Legislation that would grant farmworkers the same rights as almost all other hourly workers in New York, like collective bargaining, overtime pay and a day of rest, has been introduced and passed in the state assembly many times, but never in the state senate. Advocates are hopeful that with the new make-up of the state senate, New York will follow the lead of other progressive states like California and correct this eighty year old injustice. Even though farming in New York is a multi-billion dollar industry, farmworkers often earn wages well below the poverty level, and many live in overcrowded labor camps and toil under sweatshop-like conditions. The combination of poverty, isolation, and lack of permanent legal status and language access makes farmworkers among the most exploited groups in the American labor force.
“There is simply no justification for depriving farmworkers of the basic right to organize,” said Carly Fox, an advocate with the Worker Justice Center of New York. “For many decades, each time farmworkers and their allies have advocated for much-needed changes to laws governing their labor rights, the Farm Bureau has used its power and influence to lobby New York lawmakers to preserve the status quo and leave farmworkers in a position of vulnerability. Justice is clearly on the side of the farmworkers, and we will keep fighting until we win full equal rights.”
When the plaintiffs initially filed suit in May of 2016, both Governor Andrew Cuomo and the state Attorney General publicly agreed that excluding farmworkers from the right to organize conflicts with the state constitution. Both declined to defend the lawsuit in court. However, the New York Farm Bureau requested that the court allow it to intervene to defend the law as a party in the case.

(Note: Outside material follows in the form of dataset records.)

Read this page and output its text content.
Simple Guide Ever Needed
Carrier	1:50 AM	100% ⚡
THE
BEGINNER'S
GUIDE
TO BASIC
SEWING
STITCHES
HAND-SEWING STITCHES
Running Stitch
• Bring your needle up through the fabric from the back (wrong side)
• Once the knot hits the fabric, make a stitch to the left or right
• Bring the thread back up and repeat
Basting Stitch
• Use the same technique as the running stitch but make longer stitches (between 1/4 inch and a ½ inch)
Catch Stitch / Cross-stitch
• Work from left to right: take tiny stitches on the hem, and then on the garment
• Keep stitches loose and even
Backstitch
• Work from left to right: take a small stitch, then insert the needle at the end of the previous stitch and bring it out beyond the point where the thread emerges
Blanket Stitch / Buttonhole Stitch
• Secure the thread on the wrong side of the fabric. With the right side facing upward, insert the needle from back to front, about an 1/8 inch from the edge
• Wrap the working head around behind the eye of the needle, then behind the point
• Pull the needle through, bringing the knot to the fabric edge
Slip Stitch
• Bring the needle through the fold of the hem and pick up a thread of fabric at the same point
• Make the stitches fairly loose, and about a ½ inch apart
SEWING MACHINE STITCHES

The New York State Attorney General’s office filed a brief in support of the position that the exclusion is unconstitutional.
“Farmworkers whom we depend on to put food on our tables deserve to be treated humanely and with dignity like any other hardworking New Yorker,” said Donna Lieberman, executive director of the New York Civil Liberties Union. “Governor Cuomo has rightly decided not to defend this exclusionary law in court, and he now has an opportunity to right this wrong with a comprehensive legislative solution to ensure that farmworkers are treated fairly and equally.”
A decision by the appellate court is expected in the coming months.
“The language of the New York Constitution is very clear: all employees have the right to organize,” said Erin Beth Harrist, lead counsel and senior staff attorney at the NYCLU. “The ongoing exclusion of farmworkers from this constitutional right in New York goes against our values and our laws.”